The Urban Griller cooking school attracts both public and corporate team-building classes, with up to eight classes a month at the Bibra Lake headquarters.
Mr Girvan-Brown said corporate classes could hold up to 40 people, and these had been popular with mining companies and banks – for staff and as networking events.
Mr Girvan-Brown started the business 14 years ago, after running Fremantle Arts Centre for six years.
He said there was a niche market of American-style barbecue that has since grown in Australia, although Western Australia was still behind the eastern states in its uptake.
This shows in the demand for specialist products that Urban Griller imports and sells to the Australian public via its website.
“Quite unusually, about 85 per cent of the market is on the other side of the country,” Mr Girvan-Brown said.
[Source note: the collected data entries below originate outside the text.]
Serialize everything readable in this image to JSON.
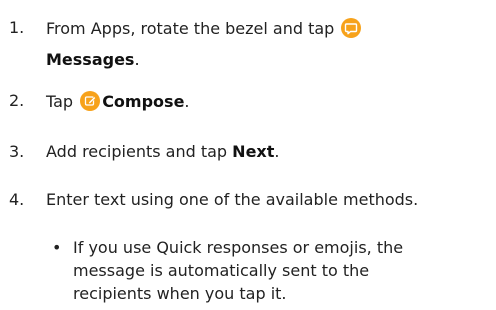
{
  "steps": [
    {
      "number": "1.",
      "text_before": "From Apps, rotate the bezel and tap",
      "icon": "messages-icon",
      "bold_label": "Messages",
      "text_after": "."
    },
    {
      "number": "2.",
      "text_before": "Tap",
      "icon": "compose-icon",
      "bold_label": "Compose",
      "text_after": "."
    },
    {
      "number": "3.",
      "text_before": "Add recipients and tap",
      "bold_label": "Next",
      "text_after": "."
    },
    {
      "number": "4.",
      "text_before": "Enter text using one of the available methods."
    }
  ],
  "sub_bullet": {
    "lines": [
      "If you use Quick responses or emojis, the",
      "message is automatically sent to the",
      "recipients when you tap it."
    ]
  },
  "colors": {
    "icon_background": "#f7a21b",
    "text": "#222222"
  }
}
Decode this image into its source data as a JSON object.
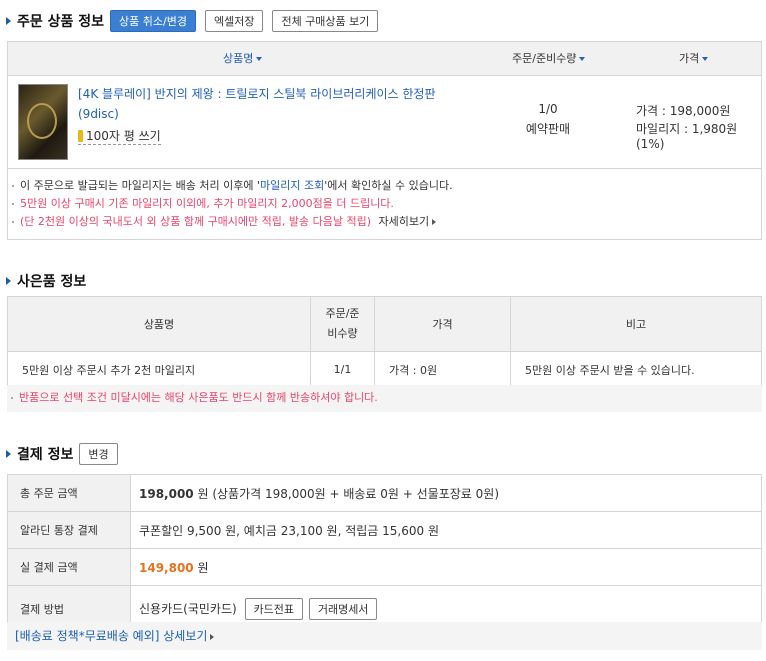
{
  "order_section": {
    "title": "주문 상품 정보",
    "cancel_button": "상품 취소/변경",
    "excel_button": "엑셀저장",
    "view_all_button": "전체 구매상품 보기",
    "headers": {
      "product": "상품명",
      "qty": "주문/준비수량",
      "price": "가격"
    },
    "item": {
      "title": "[4K 블루레이] 반지의 제왕 : 트릴로지 스틸북 라이브러리케이스 한정판 (9disc)",
      "review": "100자 평 쓰기",
      "qty": "1/0",
      "status": "예약판매",
      "price": "가격 : 198,000원",
      "mileage": "마일리지 : 1,980원 (1%)"
    },
    "notes": {
      "n1_pre": "이 주문으로 발급되는 마일리지는 배송 처리 이후에 '",
      "n1_link": "마일리지 조회",
      "n1_post": "'에서 확인하실 수 있습니다.",
      "n2": "5만원 이상 구매시 기존 마일리지 이외에, 추가 마일리지 2,000점을 더 드립니다.",
      "n3": "(단 2천원 이상의 국내도서 외 상품 함께 구매시에만 적립, 발송 다음날 적립)",
      "n3_link": "자세히보기"
    }
  },
  "gift_section": {
    "title": "사은품 정보",
    "headers": {
      "product": "상품명",
      "qty": "주문/준비수량",
      "price": "가격",
      "note": "비고"
    },
    "row": {
      "product": "5만원 이상 주문시 추가 2천 마일리지",
      "qty": "1/1",
      "price": "가격 : 0원",
      "note": "5만원 이상 주문시 받을 수 있습니다."
    },
    "warning": "반품으로 선택 조건 미달시에는 해당 사은품도 반드시 함께 반송하셔야 합니다."
  },
  "payment_section": {
    "title": "결제 정보",
    "change_button": "변경",
    "rows": {
      "total_label": "총 주문 금액",
      "total_amount": "198,000",
      "total_rest": "원 (상품가격 198,000원 + 배송료 0원 + 선물포장료 0원)",
      "account_label": "알라딘 통장 결제",
      "account_value": "쿠폰할인 9,500 원, 예치금 23,100 원, 적립금 15,600 원",
      "actual_label": "실 결제 금액",
      "actual_amount": "149,800",
      "actual_unit": "원",
      "method_label": "결제 방법",
      "method_value": "신용카드(국민카드)",
      "card_slip_button": "카드전표",
      "statement_button": "거래명세서"
    },
    "footer_link": "[배송료 정책*무료배송 예외] 상세보기"
  },
  "colors": {
    "accent_blue": "#3b7fd3",
    "link_blue": "#1f5fb3",
    "pink": "#e8456a",
    "orange": "#e8711c"
  }
}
He said the lack of specialist barbecues and equipment in Australia led him to start designing his own products, although these were yet to be fully developed.
“We’re still at the very start of the market I think. I don’t think there’s sufficient demand at the moment to talk about production line manufacturing,” Mr Girvan-Brown said.
“It’s still such a niche market that we’ve not done any of that yet.”
Along with the barbecue school and the online store, Mr Girvan-Brown also does product testing and writes user guides for large manufacturers, which means manufacturing his own will stay on the backburner for now.
Despite the growth of the school – Urban Griller moved to its larger location about three months ago – there are no plans to expand the business.
Perth’s newfound appreciation of the American-style of barbecue is evident in new specialist restaurants around the city, Mr Girvan-Brown said, including Old Faithful Bar & BBQ on King Street, which opened in May.
The restaurant specialises in the authentic ‘low and slow’ style of barbecue, a technique Mr Girvan-Brown said was something a lot of people didn’t understand. The desire to teach this was a driving factor in establishing the school, he said.